Wednesday, September 17, 2008
Charles S. Peirce
My interest in the pragmatist philosopher Charles S. Peirce, reawakened recently by reading Louis Menand's Metaphysical Club, drew me to Joseph Brent's fine 1993 biography of Peirce. While Brent gives a moving depiction of Peirce's tragic life and helped me better understand his ideas, I was struck by Brent's need to somehow explain Peirce's failure to understand the motives of others and poor judgment. He implicates his left handedness, his trigeminal neuralgia and the narcotics and cocaine that he took for the pain, as well as the influence of his father, the mathematician Benjamin Peirce, who worked quite hard to train the young Charles to be a great man. Not quite satisfied with these influences, Brent turns to the notion of the Dandy, that is a person determined to live by his own rules, to make sense of his erratic behavior.

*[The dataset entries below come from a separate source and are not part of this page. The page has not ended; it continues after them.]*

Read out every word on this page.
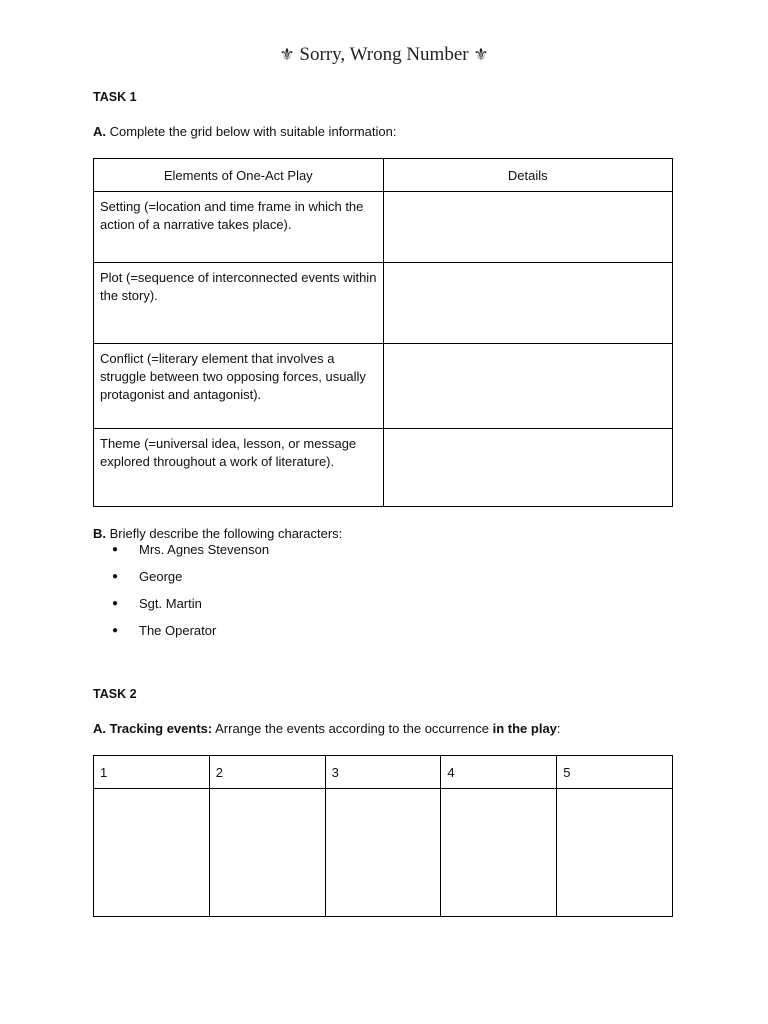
⚜ Sorry, Wrong Number ⚜
TASK 1
A. Complete the grid below with suitable information:
Elements of One-Act Play	Details
Setting (=location and time frame in which the action of a narrative takes place).	
Plot (=sequence of interconnected events within the story).	
Conflict (=literary element that involves a struggle between two opposing forces, usually protagonist and antagonist).	
Theme (=universal idea, lesson, or message explored throughout a work of literature).	
B. Briefly describe the following characters:
● Mrs. Agnes Stevenson
● George
● Sgt. Martin
● The Operator
TASK 2
A. Tracking events: Arrange the events according to the occurrence in the play:
1	2	3	4	5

While I didn't find any of these efforts very satisfying, I was quite surprised, when reading a 2000 biographical essay by Brent, to find that the scales had fallen from Brent's eyes and he finally realized that everything could be simply explained by the fact that Peirce suffered from Bipolar Disorder. All the symptoms were lined up like ducks in a row. How wonderful it is for us to have the DSM to help us understand difficult people. Then, of course, there are Peirce's ideas. I find them both quite challenging and resonant with my way of thinking about people.